More complications apparently have arisen for Ascent Children’s Health Services, a group of behavioral health facilities for children whose chief executive office is state Rep. Dan Sullivan of Jonesboro. A review is underway of its Medicaid billings.
Ascent is the operator of a center in West Memphis where a child died Monday after being left in a hot van all day. Four employees have been charged with manslaughter. The center also closed Wednesday for sanitation at the direction of the state Health Department because of a growing outbreak of shigella bacteria that had affected almost 40 children and staff members. We learned through an FOI request that the Health Department wanted to close the center last week, but delayed the closure until Wednesday, two days after the child’s death, because Sullivan wanted time to notify parents for placement of children elsewhere.

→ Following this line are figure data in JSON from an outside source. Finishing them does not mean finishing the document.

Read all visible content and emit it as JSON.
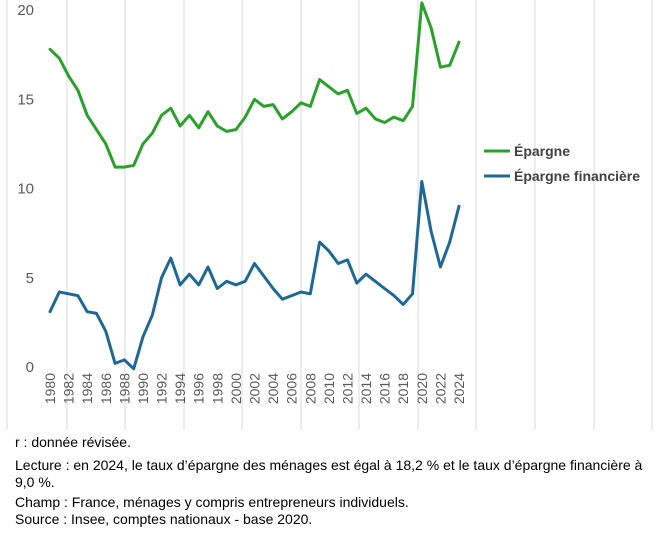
{
  "chart_data": {
    "type": "line",
    "title": "",
    "xlabel": "",
    "ylabel": "",
    "ylim": [
      0,
      20
    ],
    "yticks": [
      0,
      5,
      10,
      15,
      20
    ],
    "x": [
      1980,
      1981,
      1982,
      1983,
      1984,
      1985,
      1986,
      1987,
      1988,
      1989,
      1990,
      1991,
      1992,
      1993,
      1994,
      1995,
      1996,
      1997,
      1998,
      1999,
      2000,
      2001,
      2002,
      2003,
      2004,
      2005,
      2006,
      2007,
      2008,
      2009,
      2010,
      2011,
      2012,
      2013,
      2014,
      2015,
      2016,
      2017,
      2018,
      2019,
      2020,
      2021,
      2022,
      2023,
      2024
    ],
    "xtick_labels": [
      "1980",
      "1982",
      "1984",
      "1986",
      "1988",
      "1990",
      "1992",
      "1994",
      "1996",
      "1998",
      "2000",
      "2002",
      "2004",
      "2006",
      "2008",
      "2010",
      "2012",
      "2014",
      "2016",
      "2018",
      "2020",
      "2022",
      "2024"
    ],
    "grid": "vertical lines only",
    "legend_position": "right",
    "series": [
      {
        "name": "Épargne",
        "color": "#2ca02c",
        "values": [
          17.8,
          17.3,
          16.3,
          15.5,
          14.1,
          13.3,
          12.5,
          11.2,
          11.2,
          11.3,
          12.5,
          13.1,
          14.1,
          14.5,
          13.5,
          14.1,
          13.4,
          14.3,
          13.5,
          13.2,
          13.3,
          14.0,
          15.0,
          14.6,
          14.7,
          13.9,
          14.3,
          14.8,
          14.6,
          16.1,
          15.7,
          15.3,
          15.5,
          14.2,
          14.5,
          13.9,
          13.7,
          14.0,
          13.8,
          14.6,
          20.4,
          19.0,
          16.8,
          16.9,
          18.2
        ]
      },
      {
        "name": "Épargne financière",
        "color": "#1f6896",
        "values": [
          3.1,
          4.2,
          4.1,
          4.0,
          3.1,
          3.0,
          2.0,
          0.2,
          0.4,
          -0.1,
          1.7,
          2.9,
          5.0,
          6.1,
          4.6,
          5.2,
          4.6,
          5.6,
          4.4,
          4.8,
          4.6,
          4.8,
          5.8,
          5.1,
          4.4,
          3.8,
          4.0,
          4.2,
          4.1,
          7.0,
          6.5,
          5.8,
          6.0,
          4.7,
          5.2,
          4.8,
          4.4,
          4.0,
          3.5,
          4.1,
          10.4,
          7.6,
          5.6,
          7.0,
          9.0
        ]
      }
    ]
  },
  "notes": {
    "revised": "r : donnée révisée.",
    "reading": "Lecture : en 2024, le taux d’épargne des ménages est égal à 18,2 % et le taux d’épargne financière à 9,0 %.",
    "scope": "Champ : France, ménages y compris entrepreneurs individuels.",
    "source": "Source : Insee, comptes nationaux - base 2020."
  }
}
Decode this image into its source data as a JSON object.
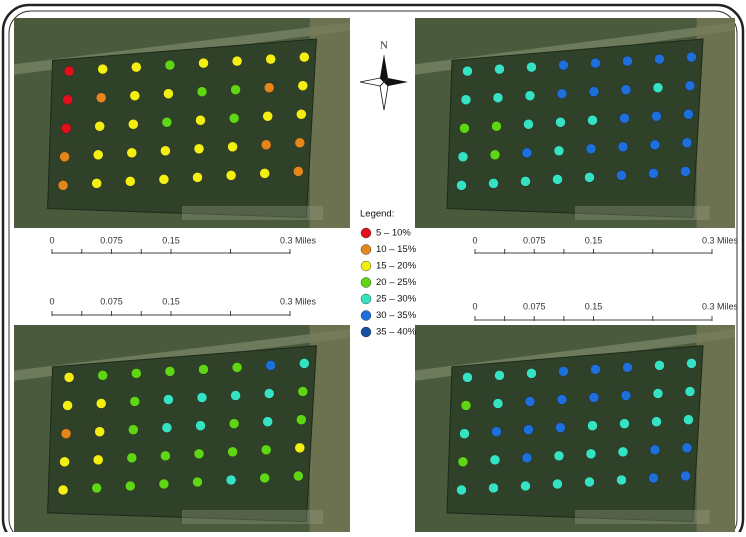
{
  "north": "N",
  "legend": {
    "title": "Legend:",
    "items": [
      {
        "label": "5 – 10%",
        "color": "#e3101b"
      },
      {
        "label": "10 – 15%",
        "color": "#e4861a"
      },
      {
        "label": "15 – 20%",
        "color": "#f4ef12"
      },
      {
        "label": "20 – 25%",
        "color": "#5fd613"
      },
      {
        "label": "25 – 30%",
        "color": "#35e3c2"
      },
      {
        "label": "30 – 35%",
        "color": "#1d6fdc"
      },
      {
        "label": "35 – 40%",
        "color": "#184fa6"
      }
    ]
  },
  "scale_bars": [
    {
      "labels": [
        "0",
        "0.075",
        "0.15",
        "0.3 Miles"
      ]
    },
    {
      "labels": [
        "0",
        "0.075",
        "0.15",
        "0.3 Miles"
      ]
    },
    {
      "labels": [
        "0",
        "0.075",
        "0.15",
        "0.3 Miles"
      ]
    },
    {
      "labels": [
        "0",
        "0.075",
        "0.15",
        "0.3 Miles"
      ]
    }
  ]
}
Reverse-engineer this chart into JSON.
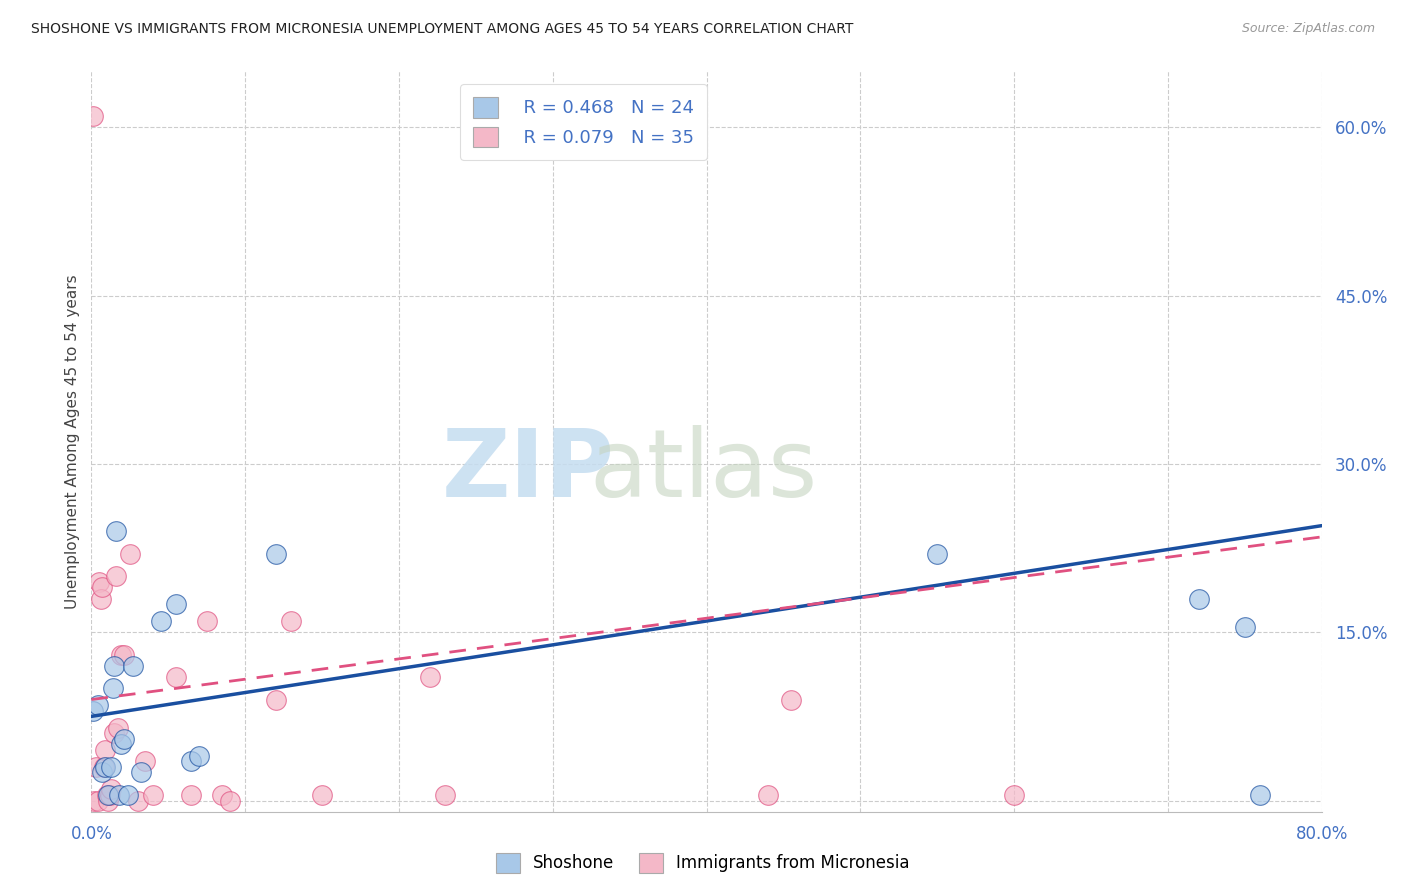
{
  "title": "SHOSHONE VS IMMIGRANTS FROM MICRONESIA UNEMPLOYMENT AMONG AGES 45 TO 54 YEARS CORRELATION CHART",
  "source": "Source: ZipAtlas.com",
  "xlabel_color": "#4472c4",
  "ylabel": "Unemployment Among Ages 45 to 54 years",
  "shoshone_color": "#a8c8e8",
  "micronesia_color": "#f4b8c8",
  "shoshone_line_color": "#1a4fa0",
  "micronesia_line_color": "#e05080",
  "legend_r1": "R = 0.468",
  "legend_n1": "N = 24",
  "legend_r2": "R = 0.079",
  "legend_n2": "N = 35",
  "xlim": [
    0.0,
    0.8
  ],
  "ylim": [
    -0.01,
    0.65
  ],
  "yticks_right": [
    0.0,
    0.15,
    0.3,
    0.45,
    0.6
  ],
  "ytick_labels_right": [
    "",
    "15.0%",
    "30.0%",
    "45.0%",
    "60.0%"
  ],
  "xtick_vals": [
    0.0,
    0.1,
    0.2,
    0.3,
    0.4,
    0.5,
    0.6,
    0.7,
    0.8
  ],
  "xtick_labels": [
    "0.0%",
    "",
    "",
    "",
    "",
    "",
    "",
    "",
    "80.0%"
  ],
  "shoshone_x": [
    0.001,
    0.004,
    0.007,
    0.009,
    0.011,
    0.013,
    0.014,
    0.015,
    0.016,
    0.018,
    0.019,
    0.021,
    0.024,
    0.027,
    0.032,
    0.045,
    0.055,
    0.065,
    0.07,
    0.12,
    0.55,
    0.72,
    0.75,
    0.76
  ],
  "shoshone_y": [
    0.08,
    0.085,
    0.025,
    0.03,
    0.005,
    0.03,
    0.1,
    0.12,
    0.24,
    0.005,
    0.05,
    0.055,
    0.005,
    0.12,
    0.025,
    0.16,
    0.175,
    0.035,
    0.04,
    0.22,
    0.22,
    0.18,
    0.155,
    0.005
  ],
  "micronesia_x": [
    0.001,
    0.002,
    0.003,
    0.004,
    0.005,
    0.006,
    0.007,
    0.008,
    0.009,
    0.01,
    0.011,
    0.012,
    0.013,
    0.015,
    0.016,
    0.017,
    0.019,
    0.021,
    0.025,
    0.03,
    0.035,
    0.04,
    0.055,
    0.065,
    0.075,
    0.085,
    0.09,
    0.12,
    0.13,
    0.15,
    0.22,
    0.23,
    0.44,
    0.455,
    0.6
  ],
  "micronesia_y": [
    0.61,
    0.0,
    0.03,
    0.0,
    0.195,
    0.18,
    0.19,
    0.03,
    0.045,
    0.005,
    0.0,
    0.005,
    0.01,
    0.06,
    0.2,
    0.065,
    0.13,
    0.13,
    0.22,
    0.0,
    0.035,
    0.005,
    0.11,
    0.005,
    0.16,
    0.005,
    0.0,
    0.09,
    0.16,
    0.005,
    0.11,
    0.005,
    0.005,
    0.09,
    0.005
  ],
  "shoshone_trendline_x0": 0.0,
  "shoshone_trendline_y0": 0.075,
  "shoshone_trendline_x1": 0.8,
  "shoshone_trendline_y1": 0.245,
  "micronesia_trendline_x0": 0.0,
  "micronesia_trendline_y0": 0.09,
  "micronesia_trendline_x1": 0.8,
  "micronesia_trendline_y1": 0.235
}
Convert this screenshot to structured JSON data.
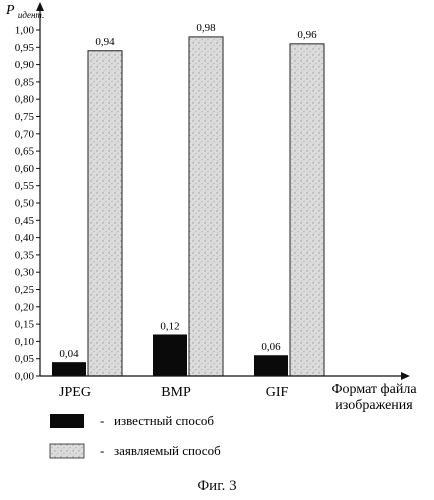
{
  "chart_data": {
    "type": "bar",
    "ylabel": "P",
    "ylabel_subscript": "идент.",
    "xlabel_line1": "Формат файла",
    "xlabel_line2": "изображения",
    "categories": [
      "JPEG",
      "BMP",
      "GIF"
    ],
    "ylim": [
      0,
      1.0
    ],
    "yticks": [
      "0,00",
      "0,05",
      "0,10",
      "0,15",
      "0,20",
      "0,25",
      "0,30",
      "0,35",
      "0,40",
      "0,45",
      "0,50",
      "0,55",
      "0,60",
      "0,65",
      "0,70",
      "0,75",
      "0,80",
      "0,85",
      "0,90",
      "0,95",
      "1,00"
    ],
    "series": [
      {
        "name": "известный способ",
        "values": [
          0.04,
          0.12,
          0.06
        ],
        "labels": [
          "0,04",
          "0,12",
          "0,06"
        ],
        "color": "#0a0a0a"
      },
      {
        "name": "заявляемый способ",
        "values": [
          0.94,
          0.98,
          0.96
        ],
        "labels": [
          "0,94",
          "0,98",
          "0,96"
        ],
        "color": "#d4d4d4"
      }
    ],
    "legend_placement": "bottom-left",
    "legend_dash": "-",
    "grid": false
  },
  "caption": "Фиг. 3"
}
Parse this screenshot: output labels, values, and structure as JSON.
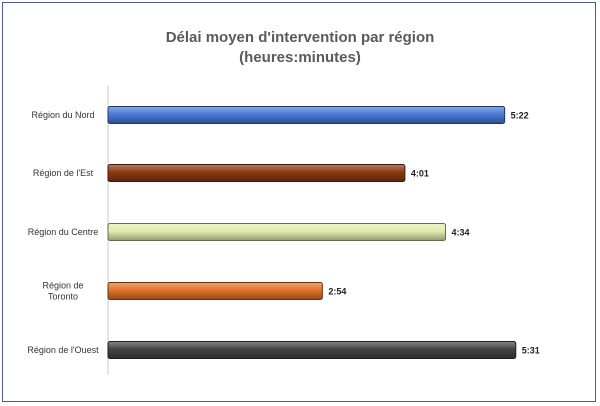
{
  "chart_data": {
    "type": "bar",
    "orientation": "horizontal",
    "title_line1": "Délai moyen d'intervention par région",
    "title_line2": "(heures:minutes)",
    "categories": [
      "Région du Nord",
      "Région de l'Est",
      "Région du Centre",
      "Région de Toronto",
      "Région de l'Ouest"
    ],
    "category_lines": [
      [
        "Région du Nord"
      ],
      [
        "Région de l'Est"
      ],
      [
        "Région du Centre"
      ],
      [
        "Région de",
        "Toronto"
      ],
      [
        "Région de l'Ouest"
      ]
    ],
    "value_labels": [
      "5:22",
      "4:01",
      "4:34",
      "2:54",
      "5:31"
    ],
    "values_minutes": [
      322,
      241,
      274,
      174,
      331
    ],
    "xlim_minutes": [
      0,
      345
    ],
    "grid": false,
    "legend": "none",
    "colors": [
      "#4a7bd8",
      "#8b3a10",
      "#e2ecae",
      "#e1732a",
      "#454545"
    ]
  }
}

Yesterday, I asked the state Department of Human Services about a tip I’d received that inquiries were being made into Ascent’s billing for Medicaid, which finances services for disabled children who use Ascent. Spokesman Brandi Hinkle responded:
DHS has referred Ascent to the Office of Medicaid Inspector General.
That office, headed by Elizabeth Smith, investigates potential Medicaid fraud. Hinkle provided no further detail to the message I received by e-mail late in the day Friday and I haven’t been able to get a response to followup questions as yet.
DHS is compiling for me the amount of government money paid to Ascent for various services. Those payments are not tied to headcount but to claims for services. Therapeutic daycare services have grown to a large and lucrative business in Arkansas.
Sullivan has not responded to multiple e-mails and a phone call to his cell phone.
Ascent is a subsidiary of the larger Acadia Health Care. Sullivan as a legislator has been an advocate for less regulation of child care facilities. He passed legislation in 2017 to strip the Arkansas Early Childhood Commission of regulatory authority over such facilities.
UPDATE: Hinkle tells me an outside review was requested because the child who died had been checked in for class, and thus eligible for reimbursement, when the child had clearly not reached the classroom. Because of poor practice in following procedure in that case, she said, the state thought a “broad and thorough” review was “good stewardship.”